Arms of Hedd Molwynog

9 - Hedd Molwynog

From Encyclopedia of Heraldry by John Burke and John Bernard Burke (1844)

Arms of Hedd Molwynog

“Lord of Uwch Aled, Founder of the IX. Noble Tribe. Sa. a hart pass. ar. attired or.”

I have a little more confidence that Hedd existed, compared to some of the other individuals listed in the manuscript. It’s possible that he was the five-times-great-grandson of Rhodri Mawr, who conquered and ruled much of modern Wales. (It’s also possible that this descent was somewhat fabricated.) Most of the sources I’ve found refer to him as Hedd ap Alunog instead, and connect him to Llanfair Talhearn (a specific village) rather than Uwch Aled, which seems to have been a rural district in the same general area.

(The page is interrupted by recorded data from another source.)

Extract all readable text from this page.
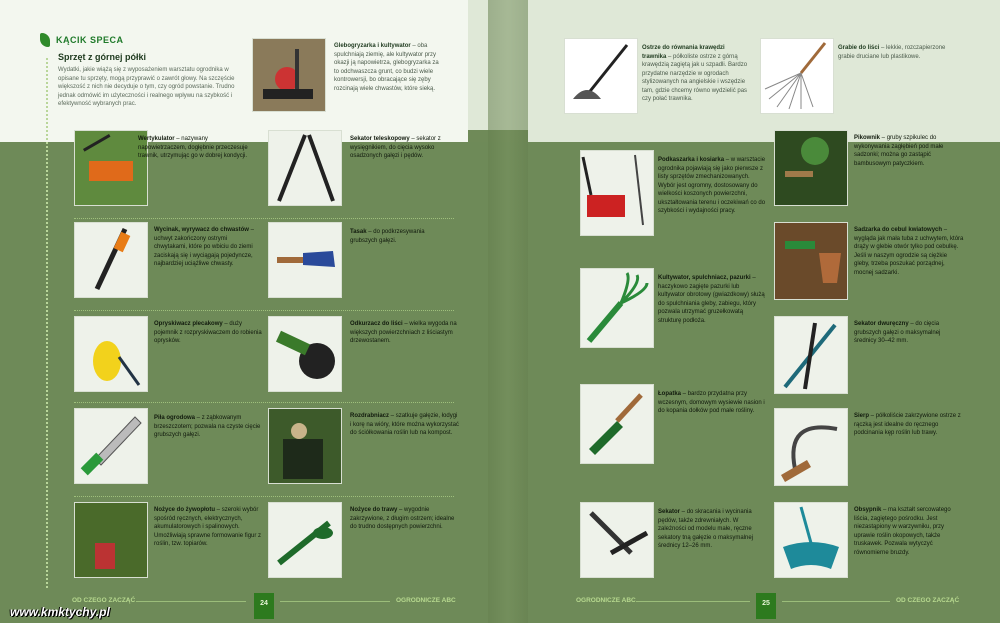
KĄCIK SPECA
Sprzęt z górnej półki
Wydatki, jakie wiążą się z wyposażeniem warsztatu ogrodnika w opisane tu sprzęty, mogą przyprawić o zawrót głowy. Na szczęście większość z nich nie decyduje o tym, czy ogród powstanie. Trudno jednak odmówić im użyteczności i realnego wpływu na szybkość i efektywność wybranych prac.
Glebogryzarka i kultywator – oba spulchniają ziemię, ale kultywator przy okazji ją napowietrza, glebogryzarka za to odchwaszcza grunt, co budzi wiele kontrowersji, bo obracające się zęby rozcinają wiele chwastów, które sieką.
Wertykulator – nazywany napowietrzaczem, dogłębnie przeczesuje trawnik, utrzymując go w dobrej kondycji.
Sekator teleskopowy – sekator z wysięgnikiem, do cięcia wysoko osadzonych gałęzi i pędów.
Wycinak, wyrywacz do chwastów – uchwyt zakończony ostrymi chwytakami, które po wbiciu do ziemi zaciskają się i wyciągają pojedyncze, najbardziej uciążliwe chwasty.
Tasak – do podkrzesywania grubszych gałęzi.
Opryskiwacz plecakowy – duży pojemnik z rozpryskiwaczem do robienia oprysków.
Odkurzacz do liści – wielka wygoda na większych powierzchniach z liściastym drzewostanem.
Piła ogrodowa – z ząbkowanym brzeszczotem; pozwala na czyste cięcie grubszych gałęzi.
Rozdrabniacz – szatkuje gałęzie, łodygi i korę na wióry, które można wykorzystać do ściółkowania roślin lub na kompost.
Nożyce do żywopłotu – szeroki wybór spośród ręcznych, elektrycznych, akumulatorowych i spalinowych. Umożliwiają sprawne formowanie figur z roślin, tzw. topiarów.
Nożyce do trawy – wygodnie zakrzywione, z długim ostrzem; idealne do trudno dostępnych powierzchni.
Ostrze do równania krawędzi trawnika – półkoliste ostrze z górną krawędzią zagiętą jak u szpadli. Bardzo przydatne narzędzie w ogrodach stylizowanych na angielskie i wszędzie tam, gdzie chcemy równo wydzielić pas czy połać trawnika.
Grabie do liści – lekkie, rozczapierzone grabie druciane lub plastikowe.
Podkaszarka i kosiarka – w warsztacie ogrodnika pojawiają się jako pierwsze z listy sprzętów zmechanizowanych. Wybór jest ogromny, dostosowany do wielkości koszonych powierzchni, ukształtowania terenu i oczekiwań co do szybkości i wydajności pracy.
Pikownik – gruby szpikulec do wykonywania zagłębień pod małe sadzonki; można go zastąpić bambusowym patyczkiem.
Sadzarka do cebul kwiatowych – wygląda jak mała tuba z uchwytem, która drąży w glebie otwór tylko pod cebulkę. Jeśli w naszym ogrodzie są ciężkie gleby, trzeba poszukać porządnej, mocnej sadzarki.
Kultywator, spulchniacz, pazurki – haczykowo zagięte pazurki lub kultywator obrotowy (gwiazdkowy) służą do spulchniania gleby, zabiegu, który pozwala utrzymać gruzełkowatą strukturę podłoża.
Sekator dwuręczny – do cięcia grubszych gałęzi o maksymalnej średnicy 30–42 mm.
Łopatka – bardzo przydatna przy wczesnym, domowym wysiewie nasion i do kopania dołków pod małe rośliny.
Sierp – półkoliście zakrzywione ostrze z rączką jest idealne do ręcznego podcinania kęp roślin lub trawy.
Sekator – do skracania i wycinania pędów, także zdrewniałych. W zależności od modelu małe, ręczne sekatory tną gałęzie o maksymalnej średnicy 12–26 mm.
Obsypnik – ma kształt sercowatego liścia, zagiętego pośrodku. Jest niezastąpiony w warzywniku, przy uprawie roślin okopowych, także truskawek. Pozwala wytyczyć równomierne bruzdy.
OD CZEGO ZACZĄĆ	24	OGRODNICZE ABC	OGRODNICZE ABC	25	OD CZEGO ZACZĄĆ
www.kmktychy.pl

Arms of Edelschrott, Austria


Granted 1967; regranted 2015

Blazon: Per fess azure a stag’s head caboshed or and of the last latticed gules

Oddly, while fretty is an extremely common pattern in English heraldry, its 90-degree-turned cousin latticed doesn’t show up very often. The deer’s head is kind of a canting element; the town used to be known as “Gelenschroet”, and “jelen” is a Slavic word for “deer.” The lattice is a symbol of St. Lawrence; while he was being roasted to death on a gridiron, he announced, “Turn me over, I’m done on this side!” This led to his patronage of cooks and comedians. The Edelschrott parish church is also dedicated to him. (The gridiron or grill has shown up a few times on this blog in connection with St. Lawrence.)

Arms of Brindisi, Italy


Granted 1927

Blazon: Azure a stag’s head proper, in base the letters BRVN or

The deer’s head is apparently drawn from the capital city, also named Brindisi. “Brun” or “Brention” is an ancient word for “deer” in Messapian, an ancient local tribe. The city got that name from its shoreline, which supposedly looks like a deer’s antlers. (I can kind of see it, I guess? I probably wouldn’t describe it as deer-shaped, but I’m also not an ancient Italian.)

Arms of Dettenhausen, Germany


In use since 2009

Blazon: Or a stag statant gules; on a chief of the last, an ear of wheat fesswise of the first

Sadly, information is thin on the ground here. It sounds like the town was, at one point, included in the duchy of Swabia, but the three black lions don’t make an appearance here. Given how many other local municipalities use or and gules as a reference to Tübingen’s arms, it seems reasonable to speculate that the same applies here, but I don’t know for sure.

Arms of Simaringendorf, Germany

In use since at least 2008

Blazon: Per fess I per bend sinister gules two hammers in saltire or and of the last a plowshare of the first, II of the first a stag statant of the second

The stag is drawn from the arms of the county that shares its name with the village, while the hammers represent the local steelworks and the plowshare stands for agriculture.

Arms of Leibertingen, Germany


In use since at least 2005

Blazon: Or a stag trippant gules within a bordure parted nebuly argent and azure

The stag is a counterchanged version of that in the arms of Sigmaringen. It is possible that the tinctures of the bordure are derived from the arms of the lords of Wildenstein, who were the first recorded owners of the town, but this is pure speculation.